Anything else on phase or open play will be down to individual flair or talent. Leinster played into Bath's hands and were not thinking clearly on the pitch.
When this is happening, calls need to be communicated to the players from the management, or changes made.
Johnny Sexton, who is always a target, took a hit early on and yet battled on to the final 20 minutes, but he was on his own in the leadership department and as a result this was a more attritional game than it should have been.
As you would expect, Leinster never gave up.
The pack and ball-carriers have full faith that if they stick to their job, no matter what the score or environment is, the outcome will be a victory.
This was true; Ruddock, Tadhg Furlong and Cian Healy's hard mileage for Leinster must be in the thousands at this stage with James Ryan catching up rapidly.
The work-rate of the pack kept them in the game and when the opportunity came Leinster took it.
Yes, it was lucky and came off a poor Leinster throw in the lineout but Cullen's side are mature enough to take their chances when they see them.
Jordan Larmour was never going to get caught.
His ability and talent make him an extremely exciting player but this excitement gets him caught out defensively and he will become a target should he not gain some structure.
Unlike travelling French sides, Bath will come to the Aviva for a second bite of the cherry.
They will have the same game-plan to slow down the ball and they will probably sharpen their kicking game.
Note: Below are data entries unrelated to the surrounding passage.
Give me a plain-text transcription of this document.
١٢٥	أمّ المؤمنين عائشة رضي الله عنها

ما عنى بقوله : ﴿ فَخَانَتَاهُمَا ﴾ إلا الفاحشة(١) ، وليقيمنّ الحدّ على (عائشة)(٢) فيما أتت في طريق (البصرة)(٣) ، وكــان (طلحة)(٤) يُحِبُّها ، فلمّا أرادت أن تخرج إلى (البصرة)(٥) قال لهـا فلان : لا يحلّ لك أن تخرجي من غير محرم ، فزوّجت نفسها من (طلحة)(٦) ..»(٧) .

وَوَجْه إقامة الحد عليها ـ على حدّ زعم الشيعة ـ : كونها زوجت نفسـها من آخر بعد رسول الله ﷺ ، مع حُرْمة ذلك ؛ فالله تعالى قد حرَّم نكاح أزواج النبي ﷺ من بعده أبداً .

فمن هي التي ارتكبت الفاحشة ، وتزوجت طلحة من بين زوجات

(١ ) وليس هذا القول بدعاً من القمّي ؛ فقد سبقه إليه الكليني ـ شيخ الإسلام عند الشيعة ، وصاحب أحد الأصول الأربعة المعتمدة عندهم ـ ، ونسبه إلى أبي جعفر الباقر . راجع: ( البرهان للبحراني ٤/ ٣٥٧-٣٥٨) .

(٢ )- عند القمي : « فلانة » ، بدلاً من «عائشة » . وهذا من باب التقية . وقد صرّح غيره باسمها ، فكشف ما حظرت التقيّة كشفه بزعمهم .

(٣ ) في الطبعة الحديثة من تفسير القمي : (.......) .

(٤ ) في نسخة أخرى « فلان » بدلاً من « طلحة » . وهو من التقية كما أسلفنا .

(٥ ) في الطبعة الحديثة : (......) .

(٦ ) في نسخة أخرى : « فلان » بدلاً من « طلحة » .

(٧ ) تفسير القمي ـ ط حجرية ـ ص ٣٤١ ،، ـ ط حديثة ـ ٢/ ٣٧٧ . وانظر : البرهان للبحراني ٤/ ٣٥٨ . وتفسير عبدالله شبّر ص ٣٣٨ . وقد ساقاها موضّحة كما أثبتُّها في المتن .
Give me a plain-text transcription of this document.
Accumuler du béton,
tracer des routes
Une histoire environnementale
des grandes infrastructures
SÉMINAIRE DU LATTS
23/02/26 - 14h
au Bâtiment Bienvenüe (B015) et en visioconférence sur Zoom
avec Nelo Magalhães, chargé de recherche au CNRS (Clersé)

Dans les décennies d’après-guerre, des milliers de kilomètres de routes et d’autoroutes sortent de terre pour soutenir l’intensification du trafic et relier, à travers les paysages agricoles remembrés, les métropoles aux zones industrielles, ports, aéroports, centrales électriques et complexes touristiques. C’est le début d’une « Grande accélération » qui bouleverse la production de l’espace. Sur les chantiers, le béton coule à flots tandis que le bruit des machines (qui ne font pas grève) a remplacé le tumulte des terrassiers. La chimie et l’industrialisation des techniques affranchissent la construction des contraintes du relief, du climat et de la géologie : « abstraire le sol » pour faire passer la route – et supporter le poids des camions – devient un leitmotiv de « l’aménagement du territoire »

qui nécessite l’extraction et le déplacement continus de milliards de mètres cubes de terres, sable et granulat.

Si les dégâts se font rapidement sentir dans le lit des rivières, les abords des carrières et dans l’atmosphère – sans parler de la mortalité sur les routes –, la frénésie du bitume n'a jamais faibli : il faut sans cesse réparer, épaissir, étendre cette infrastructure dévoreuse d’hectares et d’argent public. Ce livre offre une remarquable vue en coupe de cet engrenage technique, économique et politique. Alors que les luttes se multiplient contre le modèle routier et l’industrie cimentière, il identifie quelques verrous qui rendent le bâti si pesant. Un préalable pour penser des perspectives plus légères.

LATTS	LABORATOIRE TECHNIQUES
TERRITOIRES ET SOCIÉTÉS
Leinster's performances in Europe this season have not matched their favourites' tag so they need to play in a manner of achieving maximum points.
With Bath effectively out of the competition, this is always a dangerous position to be in. Playing at home in Europe, you're always expected to win.
There is no doubt that the Leinster management will be trawling through the footage of last week's game to correct plays that didn't work,
They will have to look at their lineouts and the protection of the ball at the breakdown.
Jack Conan immediately balanced the back-row and used the Leinster scrum as the solid platform it is to set up quick ball for the backline.
Ross Byrne continued his international form by having the vision and confidence to swing a wide ball to an underutilised James Lowe who launched a kick into open space to kill off any further threat from Bath.
For Leinster, the last 20 minutes of the last game needs to be the standard for tomorrow.